Excluded him from training
This is not an uncommon situation for managers when faced with performance concerns where there is a language barrier or issue with interpretation or understanding.
In this case, Mr A Khawaja, a Pakistani man employed by Transport for London, won his claim for discrimination and victimisation after his manager excluded him from training and conference calls because of a ‘lack of command’ of the English language.
At the Tribunal, a second Pakistani colleague gave evidence that both were excluded from staff meeting “huddles” and conference calls when they were managed by a particular manager, Clarke.
Khawaja alleged that Clarke commented that she was worried about him giving incorrect information due to his English language abilities.
Whilst denied by Clarke, she did explain that there had been instances where the language barrier had been a problem in interpreting certain words and their meaning.
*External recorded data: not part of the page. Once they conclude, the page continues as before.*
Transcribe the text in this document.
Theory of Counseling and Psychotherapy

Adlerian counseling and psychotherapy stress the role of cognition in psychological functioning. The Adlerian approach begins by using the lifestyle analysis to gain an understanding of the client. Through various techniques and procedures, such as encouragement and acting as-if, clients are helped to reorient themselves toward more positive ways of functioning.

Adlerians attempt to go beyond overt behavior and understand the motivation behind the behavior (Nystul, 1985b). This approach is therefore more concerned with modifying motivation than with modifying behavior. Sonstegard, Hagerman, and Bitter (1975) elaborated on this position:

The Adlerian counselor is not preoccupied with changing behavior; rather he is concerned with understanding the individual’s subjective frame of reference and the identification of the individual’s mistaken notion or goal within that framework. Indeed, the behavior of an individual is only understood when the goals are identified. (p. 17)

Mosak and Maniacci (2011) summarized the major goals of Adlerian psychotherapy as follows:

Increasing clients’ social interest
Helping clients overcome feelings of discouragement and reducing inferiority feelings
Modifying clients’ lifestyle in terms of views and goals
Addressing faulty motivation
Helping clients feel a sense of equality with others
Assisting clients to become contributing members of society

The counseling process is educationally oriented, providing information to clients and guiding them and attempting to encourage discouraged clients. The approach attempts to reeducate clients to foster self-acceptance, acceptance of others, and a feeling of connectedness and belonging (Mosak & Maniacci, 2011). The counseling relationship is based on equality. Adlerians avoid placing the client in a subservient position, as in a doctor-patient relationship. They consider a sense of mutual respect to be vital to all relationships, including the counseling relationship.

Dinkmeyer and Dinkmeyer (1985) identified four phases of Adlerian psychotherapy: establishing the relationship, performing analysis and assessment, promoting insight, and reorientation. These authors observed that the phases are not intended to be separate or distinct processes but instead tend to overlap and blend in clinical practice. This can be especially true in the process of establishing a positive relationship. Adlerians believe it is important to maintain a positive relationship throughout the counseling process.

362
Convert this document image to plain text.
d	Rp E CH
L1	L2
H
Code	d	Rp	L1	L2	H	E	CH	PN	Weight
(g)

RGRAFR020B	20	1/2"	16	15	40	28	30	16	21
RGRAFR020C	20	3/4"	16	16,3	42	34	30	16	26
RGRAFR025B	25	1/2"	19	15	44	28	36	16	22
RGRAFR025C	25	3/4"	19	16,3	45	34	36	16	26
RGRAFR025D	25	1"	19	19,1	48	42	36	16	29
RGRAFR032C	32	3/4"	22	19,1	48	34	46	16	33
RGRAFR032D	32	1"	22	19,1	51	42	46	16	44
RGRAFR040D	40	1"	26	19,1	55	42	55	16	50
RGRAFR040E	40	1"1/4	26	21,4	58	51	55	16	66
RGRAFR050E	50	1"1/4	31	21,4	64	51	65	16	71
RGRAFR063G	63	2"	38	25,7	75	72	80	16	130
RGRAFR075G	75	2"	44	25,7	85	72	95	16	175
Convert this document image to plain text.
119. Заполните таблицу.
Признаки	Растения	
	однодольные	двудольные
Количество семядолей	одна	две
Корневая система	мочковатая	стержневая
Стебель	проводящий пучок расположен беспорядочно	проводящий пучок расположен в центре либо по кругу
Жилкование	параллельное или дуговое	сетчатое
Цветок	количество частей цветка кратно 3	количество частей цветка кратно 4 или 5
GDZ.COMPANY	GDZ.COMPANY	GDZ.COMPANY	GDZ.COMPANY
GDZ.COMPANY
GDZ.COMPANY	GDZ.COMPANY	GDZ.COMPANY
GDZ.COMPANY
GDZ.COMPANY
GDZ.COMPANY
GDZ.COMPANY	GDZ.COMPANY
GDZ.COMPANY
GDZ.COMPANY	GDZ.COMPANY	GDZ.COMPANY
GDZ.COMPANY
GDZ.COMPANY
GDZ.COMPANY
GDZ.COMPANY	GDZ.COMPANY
Khawaja did raise a concern internally regarding Clarke’s attitude towards him and he was told he wouldn’t have to work on shift with her going forward.
This didn’t last long, and he was allocated a shift with her a few months later.
He challenged this but was told that he may face disciplinary action if he refused to work.
Khawaja raised a grievance on 10 July as he was “distressed” at having to work with Clarke as he felt she had discriminated against him.
His grievance wasn’t upheld as the investigating manager determined that Clarke didn’t mean to cause him offence, although they accepted that this could have been handled a lot more sensitively.
Khawaja went off sick on 7 December with work-related stress whilst appealing the grievance outcome.
Despite occupational health advice that he could return once his grievance was resolved, Khawaja did not return as he expressed that he felt his grievance could never be resolved as his concerns had not properly been addressed.
In addition, he advised he “feared for his safety” in returning to this environment.
Khawaja resigned on the 27 June 2018 and brought claims of race discrimination and victimisation.
The tribunal unanimously found that Khawaja had been the victim of direct discrimination and victimisation.
The evidence provided at tribunal supported that Clarke did in fact prevent Khawaja from attending briefings, training and huddles and it was ultimately due to the language issue and his race.